Telle a été la première et splendide métamorphose de Trouville, sa première et brillante étape. A ce point, Trouville est-il arrivé à l'apogée de son développement, de sa grandeur ?

II.

Dans notre siècle, les villes ne restent pas longtemps stationnaires ; elles grandissent ou décroissent, et, il est à remarquer, qu'après un temps d'arrêt, toujours assez court, la marche, soit du progrès, soit de la décadence, s'effectue rapidement. Le mouvement qui a entrainé Trouville dans la voie du progrès et qui en a fait, en si peu d'années, une ville de 5,000 habitants, a paru se ralentir, depuis quelque temps. Est-ce un mal ? Est-ce un bien ? Assurément, c'est là un grand bien, et ce temps d'arrêt que je signale et qui, pour certains, est passé inaperçu, ce temps d'arrêt, dis-je, a une importante signification.

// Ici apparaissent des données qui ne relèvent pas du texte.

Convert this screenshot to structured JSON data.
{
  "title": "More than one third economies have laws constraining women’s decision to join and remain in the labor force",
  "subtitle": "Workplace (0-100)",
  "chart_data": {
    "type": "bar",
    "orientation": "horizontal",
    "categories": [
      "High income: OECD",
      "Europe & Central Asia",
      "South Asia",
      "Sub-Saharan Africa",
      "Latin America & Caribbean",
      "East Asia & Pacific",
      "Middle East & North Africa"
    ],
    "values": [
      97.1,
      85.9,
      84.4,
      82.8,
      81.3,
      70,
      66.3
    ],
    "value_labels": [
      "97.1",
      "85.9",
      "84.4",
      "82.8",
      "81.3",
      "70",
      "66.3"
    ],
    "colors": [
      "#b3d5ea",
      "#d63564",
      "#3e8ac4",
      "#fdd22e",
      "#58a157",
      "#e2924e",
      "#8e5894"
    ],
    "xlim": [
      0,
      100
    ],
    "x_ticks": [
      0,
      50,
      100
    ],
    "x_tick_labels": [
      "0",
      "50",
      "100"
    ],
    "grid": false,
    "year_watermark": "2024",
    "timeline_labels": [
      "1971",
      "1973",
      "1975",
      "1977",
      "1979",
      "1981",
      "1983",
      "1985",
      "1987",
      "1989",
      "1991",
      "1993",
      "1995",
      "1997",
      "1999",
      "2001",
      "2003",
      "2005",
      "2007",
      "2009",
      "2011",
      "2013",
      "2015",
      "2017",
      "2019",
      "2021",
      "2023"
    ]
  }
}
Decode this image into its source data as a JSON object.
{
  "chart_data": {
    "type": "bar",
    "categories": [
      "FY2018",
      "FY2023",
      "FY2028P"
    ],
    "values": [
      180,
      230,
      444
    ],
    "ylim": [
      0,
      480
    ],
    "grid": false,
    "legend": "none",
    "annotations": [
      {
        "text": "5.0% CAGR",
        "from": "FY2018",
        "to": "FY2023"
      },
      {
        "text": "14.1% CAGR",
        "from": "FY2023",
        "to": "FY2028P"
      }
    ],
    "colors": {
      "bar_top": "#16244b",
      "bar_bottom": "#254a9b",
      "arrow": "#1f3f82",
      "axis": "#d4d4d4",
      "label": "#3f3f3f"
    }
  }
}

Le progrès est une puissance énergique, envahissante, à laquelle rien ne résiste ; c'est la force dont l'action est continue, incessante ; c'est la voix qui crie sans cesse : marche ! marche ! Mais il ne suffit pas de marcher, il faut encore, et avant tout, marcher aux lumières de la raison et de la sagesse ; il faut voir nettement le but, calculer la longueur et les difficultés de la route ; c'est précisément le temps que l'on met à saisir le but, à sonder la route qui y conduit, qui constitue le temps d'arrêt, au milieu de la marche du progrès ; c'est une halte sagement ménagée, pendant laquelle on fait une utile provision ; c'est le repos de la locomotive qui s'arrête, un instant, au milieu de sa course effrénée, pour refaire ses appro-visionnements, afin de s'élancer ensuite plus rapide. Ce temps d'arrêt si utile, cette halte si précieuse, Trouville vient de l'effec-tuer, et après avoir jeté un coup d'œil en arrière et constaté, avec étonnement et admiration, tous les changements opérés, toutes les améliorations réalisées en si peu de temps, la jeune cité, toute rayonnante, va reprendre, avec une nouvelle ardeur, sa marche rapide vers le but qu'elle a rêvé.

III.

Trouville a rêvé, tout en restant l'Eden des promeneurs et des malades, de devenir une ville importante, avec son bassin à flot, son chemin de fer, ses grandes et belles voies de communication, ses monuments, ses places, ses squares, ses promenades, etc. Quand je dis Trouville, je comprends dans ma pensée, Deauville, cet autre Trouville qu'on est en train de joindre au premier par un magnifique pont. Dans la pensée de quiconque raisonne, Trouville doit être lié à Deauville, comme la cause à l'effet, le principe à la conséquence. Deauville aurait-il jamais songé à transformer son marais en ville, en aurait-il jamais eu la possibilité, sans le voisinage de Trouville ? Evidemment non.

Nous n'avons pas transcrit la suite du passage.